The United States has been a major contributor of troops to the MFO contingent since its inception and accounts for 700 of the 1,700 troops in the current contingent. The troops’ primary responsibil­ity is to protect civilian observers monitoring troop and equipment levels as stipulated in the peace treaty.

However, as times have changed so, too, has the situation in the Si­nai. The ISIS threat to Egypt and Is­rael has brought about closer coop­eration between the two countries and Israel has agreed to Egyptian requests to put more troops and military equipment near the Israeli border — beyond what the peace treaty officially allows — to bolster the counterterrorism effort.

But while Egyptian forces have sometimes responded success­fully to ISIS attacks, they have not reduced the overall ISIS threat in Sinai in a meaningful way. There are enough disaffected Bedouins in north Sinai to replenish the ranks of ISIS fighters killed in Egyptian military operations to keep the threat at a high level for some time.

There has been some shifting of MFO troops in north Sinai because of the threats. For example, a few small, remote observer stations in the area have been closed. Al­though the Pentagon wants to re­duce the number of US troops in the “North Camp” and redeploy them to the southern Sinai, it is unclear how many troops are be­ing considered in this drawdown.
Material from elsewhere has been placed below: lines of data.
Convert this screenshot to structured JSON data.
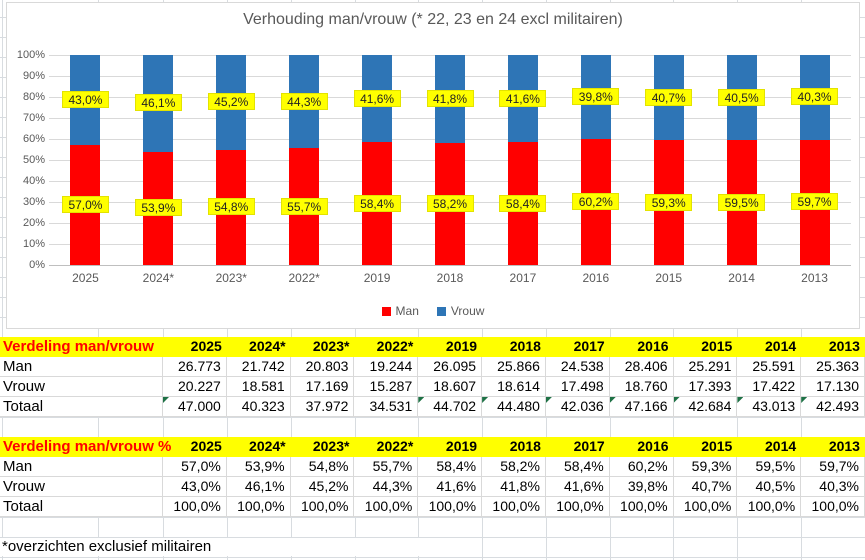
{
  "chart": {
    "title": "Verhouding man/vrouw (* 22, 23 en 24 excl militairen)",
    "y_ticks": [
      "100%",
      "90%",
      "80%",
      "70%",
      "60%",
      "50%",
      "40%",
      "30%",
      "20%",
      "10%",
      "0%"
    ],
    "legend": [
      {
        "label": "Man",
        "color": "#ff0000"
      },
      {
        "label": "Vrouw",
        "color": "#2e75b6"
      }
    ]
  },
  "chart_data": {
    "type": "bar",
    "stacked": true,
    "categories": [
      "2025",
      "2024*",
      "2023*",
      "2022*",
      "2019",
      "2018",
      "2017",
      "2016",
      "2015",
      "2014",
      "2013"
    ],
    "series": [
      {
        "name": "Man",
        "color": "#ff0000",
        "values": [
          57.0,
          53.9,
          54.8,
          55.7,
          58.4,
          58.2,
          58.4,
          60.2,
          59.3,
          59.5,
          59.7
        ],
        "labels": [
          "57,0%",
          "53,9%",
          "54,8%",
          "55,7%",
          "58,4%",
          "58,2%",
          "58,4%",
          "60,2%",
          "59,3%",
          "59,5%",
          "59,7%"
        ]
      },
      {
        "name": "Vrouw",
        "color": "#2e75b6",
        "values": [
          43.0,
          46.1,
          45.2,
          44.3,
          41.6,
          41.8,
          41.6,
          39.8,
          40.7,
          40.5,
          40.3
        ],
        "labels": [
          "43,0%",
          "46,1%",
          "45,2%",
          "44,3%",
          "41,6%",
          "41,8%",
          "41,6%",
          "39,8%",
          "40,7%",
          "40,5%",
          "40,3%"
        ]
      }
    ],
    "ylim": [
      0,
      100
    ],
    "ylabel": "",
    "xlabel": "",
    "grid": true,
    "legend_position": "bottom",
    "data_label_style": {
      "background": "#ffff00",
      "text": "#222222"
    }
  },
  "table1": {
    "title": "Verdeling man/vrouw",
    "years": [
      "2025",
      "2024*",
      "2023*",
      "2022*",
      "2019",
      "2018",
      "2017",
      "2016",
      "2015",
      "2014",
      "2013"
    ],
    "rows": [
      {
        "label": "Man",
        "values": [
          "26.773",
          "21.742",
          "20.803",
          "19.244",
          "26.095",
          "25.866",
          "24.538",
          "28.406",
          "25.291",
          "25.591",
          "25.363"
        ]
      },
      {
        "label": "Vrouw",
        "values": [
          "20.227",
          "18.581",
          "17.169",
          "15.287",
          "18.607",
          "18.614",
          "17.498",
          "18.760",
          "17.393",
          "17.422",
          "17.130"
        ]
      },
      {
        "label": "Totaal",
        "values": [
          "47.000",
          "40.323",
          "37.972",
          "34.531",
          "44.702",
          "44.480",
          "42.036",
          "47.166",
          "42.684",
          "43.013",
          "42.493"
        ],
        "indicators": [
          true,
          false,
          false,
          false,
          true,
          true,
          true,
          true,
          true,
          true,
          true
        ]
      }
    ]
  },
  "table2": {
    "title": "Verdeling man/vrouw %",
    "years": [
      "2025",
      "2024*",
      "2023*",
      "2022*",
      "2019",
      "2018",
      "2017",
      "2016",
      "2015",
      "2014",
      "2013"
    ],
    "rows": [
      {
        "label": "Man",
        "values": [
          "57,0%",
          "53,9%",
          "54,8%",
          "55,7%",
          "58,4%",
          "58,2%",
          "58,4%",
          "60,2%",
          "59,3%",
          "59,5%",
          "59,7%"
        ]
      },
      {
        "label": "Vrouw",
        "values": [
          "43,0%",
          "46,1%",
          "45,2%",
          "44,3%",
          "41,6%",
          "41,8%",
          "41,6%",
          "39,8%",
          "40,7%",
          "40,5%",
          "40,3%"
        ]
      },
      {
        "label": "Totaal",
        "values": [
          "100,0%",
          "100,0%",
          "100,0%",
          "100,0%",
          "100,0%",
          "100,0%",
          "100,0%",
          "100,0%",
          "100,0%",
          "100,0%",
          "100,0%"
        ]
      }
    ]
  },
  "footnote": "*overzichten exclusief militairen",
  "colors": {
    "man": "#ff0000",
    "vrouw": "#2e75b6",
    "header_bg": "#ffff00",
    "header_title_text": "#ff0000",
    "data_label_bg": "#ffff00",
    "axis_text": "#595959",
    "chart_gridline": "#d9d9d9",
    "sheet_gridline": "#d8dce0",
    "indicator_green": "#1e7145"
  }
}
Some press reporting indicates that about 100 US troops may have already been shifted south.

There are downsides to reduc­ing the number of US troops in the MFO.
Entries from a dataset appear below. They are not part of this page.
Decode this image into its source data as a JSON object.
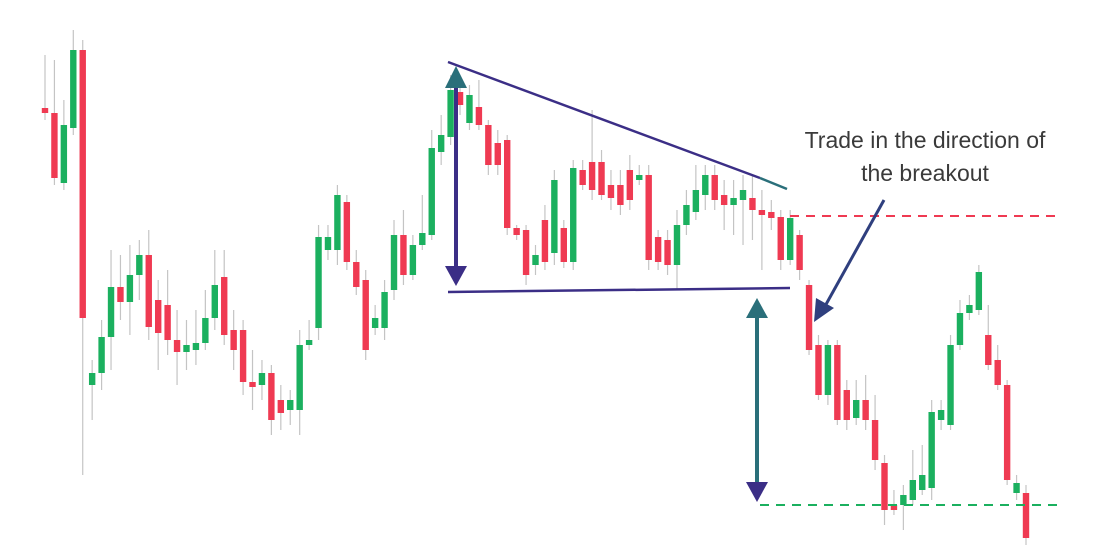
{
  "chart_data": {
    "type": "candlestick",
    "annotation": "Trade in the direction of the breakout",
    "up_color": "#1bb05f",
    "down_color": "#ef3a52",
    "ylim": [
      0,
      557
    ],
    "open": [
      449,
      444,
      374,
      429,
      507,
      172,
      184,
      220,
      270,
      255,
      282,
      302,
      257,
      252,
      217,
      205,
      207,
      214,
      239,
      280,
      227,
      227,
      175,
      172,
      184,
      157,
      147,
      147,
      212,
      229,
      307,
      307,
      355,
      295,
      277,
      229,
      229,
      267,
      322,
      282,
      312,
      322,
      405,
      420,
      465,
      434,
      450,
      432,
      414,
      417,
      329,
      327,
      292,
      337,
      304,
      329,
      295,
      387,
      395,
      395,
      372,
      372,
      387,
      377,
      382,
      320,
      317,
      292,
      332,
      345,
      362,
      382,
      362,
      352,
      357,
      359,
      347,
      345,
      340,
      297,
      322,
      272,
      212,
      162,
      212,
      167,
      139,
      157,
      137,
      94,
      52,
      52,
      57,
      67,
      69,
      137,
      132,
      212,
      244,
      247,
      222,
      197,
      172,
      64,
      64
    ],
    "high": [
      502,
      497,
      457,
      527,
      517,
      197,
      237,
      307,
      302,
      312,
      317,
      327,
      277,
      287,
      247,
      237,
      247,
      267,
      307,
      307,
      247,
      237,
      207,
      197,
      192,
      172,
      167,
      227,
      237,
      332,
      332,
      372,
      362,
      307,
      287,
      252,
      277,
      337,
      347,
      322,
      362,
      427,
      442,
      482,
      477,
      472,
      477,
      437,
      427,
      422,
      332,
      332,
      312,
      352,
      387,
      337,
      397,
      397,
      447,
      407,
      387,
      387,
      402,
      392,
      392,
      327,
      327,
      347,
      367,
      392,
      392,
      392,
      377,
      377,
      382,
      382,
      367,
      357,
      347,
      347,
      327,
      277,
      222,
      217,
      217,
      177,
      177,
      182,
      162,
      102,
      67,
      72,
      107,
      112,
      157,
      157,
      222,
      257,
      262,
      292,
      252,
      212,
      177,
      82,
      72
    ],
    "low": [
      437,
      372,
      367,
      422,
      82,
      137,
      167,
      187,
      237,
      222,
      257,
      217,
      187,
      202,
      172,
      187,
      192,
      207,
      227,
      212,
      187,
      162,
      147,
      157,
      122,
      127,
      132,
      122,
      207,
      217,
      297,
      292,
      287,
      262,
      197,
      222,
      217,
      257,
      272,
      277,
      307,
      317,
      392,
      412,
      442,
      427,
      427,
      382,
      382,
      322,
      317,
      272,
      282,
      287,
      292,
      289,
      287,
      367,
      357,
      357,
      347,
      342,
      347,
      372,
      287,
      287,
      282,
      267,
      322,
      337,
      347,
      347,
      327,
      322,
      312,
      317,
      287,
      327,
      287,
      292,
      277,
      202,
      157,
      152,
      132,
      127,
      132,
      127,
      87,
      32,
      42,
      27,
      52,
      62,
      57,
      127,
      127,
      207,
      237,
      242,
      187,
      167,
      72,
      57,
      12
    ],
    "close": [
      444,
      379,
      432,
      507,
      239,
      184,
      220,
      270,
      255,
      282,
      302,
      230,
      224,
      217,
      205,
      212,
      214,
      239,
      272,
      222,
      207,
      175,
      170,
      184,
      137,
      144,
      157,
      212,
      217,
      320,
      320,
      362,
      295,
      270,
      207,
      239,
      265,
      322,
      282,
      312,
      324,
      409,
      422,
      467,
      452,
      462,
      432,
      392,
      392,
      329,
      322,
      282,
      302,
      295,
      377,
      295,
      389,
      372,
      367,
      362,
      359,
      352,
      357,
      382,
      297,
      295,
      292,
      332,
      352,
      367,
      382,
      357,
      352,
      359,
      367,
      347,
      342,
      339,
      297,
      339,
      287,
      207,
      162,
      212,
      137,
      137,
      157,
      137,
      97,
      47,
      47,
      62,
      77,
      82,
      145,
      147,
      212,
      244,
      252,
      285,
      192,
      172,
      77,
      74,
      19
    ]
  }
}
Some Israeli and Egyptian offi­cials have voiced concern that ISIS affiliates might be emboldened by what they would claim is a “re­treat” by the United States. After talks about such reductions last November, an Israeli official said “it would reward terrorism… [and] encourage them to be more jihadi”.
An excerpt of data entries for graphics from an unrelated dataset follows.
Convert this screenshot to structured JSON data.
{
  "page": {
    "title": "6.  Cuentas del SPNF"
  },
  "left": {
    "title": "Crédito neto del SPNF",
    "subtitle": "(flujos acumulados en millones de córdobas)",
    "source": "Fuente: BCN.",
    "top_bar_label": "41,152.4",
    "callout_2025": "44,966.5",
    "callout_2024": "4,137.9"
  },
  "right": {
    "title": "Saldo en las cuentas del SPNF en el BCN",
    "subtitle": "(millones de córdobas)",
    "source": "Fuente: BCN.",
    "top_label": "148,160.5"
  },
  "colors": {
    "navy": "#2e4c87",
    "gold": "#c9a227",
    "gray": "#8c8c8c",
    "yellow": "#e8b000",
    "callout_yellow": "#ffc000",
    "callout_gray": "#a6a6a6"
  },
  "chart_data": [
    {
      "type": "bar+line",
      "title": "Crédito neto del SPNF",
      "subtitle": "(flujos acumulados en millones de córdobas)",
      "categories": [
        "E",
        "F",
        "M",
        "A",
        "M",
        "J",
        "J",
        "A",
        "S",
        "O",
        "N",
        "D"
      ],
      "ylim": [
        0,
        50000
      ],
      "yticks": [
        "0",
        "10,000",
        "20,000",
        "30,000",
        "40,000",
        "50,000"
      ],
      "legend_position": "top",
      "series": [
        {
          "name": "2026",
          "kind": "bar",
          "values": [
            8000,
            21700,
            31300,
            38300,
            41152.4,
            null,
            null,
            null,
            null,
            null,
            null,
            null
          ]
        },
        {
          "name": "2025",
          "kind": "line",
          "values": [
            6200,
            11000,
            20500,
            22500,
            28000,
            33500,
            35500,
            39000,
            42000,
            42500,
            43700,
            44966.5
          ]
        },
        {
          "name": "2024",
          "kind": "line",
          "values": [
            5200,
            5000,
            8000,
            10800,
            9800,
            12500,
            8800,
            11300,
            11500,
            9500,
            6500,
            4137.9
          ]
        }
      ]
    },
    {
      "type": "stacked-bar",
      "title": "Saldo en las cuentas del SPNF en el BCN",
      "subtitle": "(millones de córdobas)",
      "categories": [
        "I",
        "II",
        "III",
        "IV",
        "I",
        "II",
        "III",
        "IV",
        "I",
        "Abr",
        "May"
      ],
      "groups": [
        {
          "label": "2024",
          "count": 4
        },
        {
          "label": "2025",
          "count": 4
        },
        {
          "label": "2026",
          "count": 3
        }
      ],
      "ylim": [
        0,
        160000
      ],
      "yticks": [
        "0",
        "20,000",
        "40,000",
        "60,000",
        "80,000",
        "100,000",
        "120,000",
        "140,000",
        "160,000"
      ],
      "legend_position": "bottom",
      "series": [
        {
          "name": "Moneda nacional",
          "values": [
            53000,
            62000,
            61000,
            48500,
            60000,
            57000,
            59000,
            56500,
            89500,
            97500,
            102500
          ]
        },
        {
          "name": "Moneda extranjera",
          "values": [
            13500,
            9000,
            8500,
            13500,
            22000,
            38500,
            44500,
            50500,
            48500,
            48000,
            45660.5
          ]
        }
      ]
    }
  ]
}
Meanwhile, an Egyptian official said Cairo would oppose any re­duction of US troops and referred to the MFO as “essential” to the se­curity of the region.

Although 11 other countries contribute troops to the MFO, it is doubtful that any of them would keep their troops in North Camp if the United States decided to shift them south.

While it is understandable that Pentagon officials are seeking al­ternatives to monitor the northern Sinai without a substantial number of US troops, the decision has rami­fications beyond the scope of mere force protection.

The last thing the United States would want is to provide ISIS with a “victory”, even an ephemeral one. For political and strategic reasons, it would not want to create prob­lems with both Egypt and Israel.

While the Pentagon seems seri­ous about reducing the number of US troops in North Camp, other factors might come into play that would cause it to rethink the plan.

Gregory Aftandilian is a lecturer at the Pardee School of Global Studies at Boston University and is a former U.S. State Department Middle East analyst.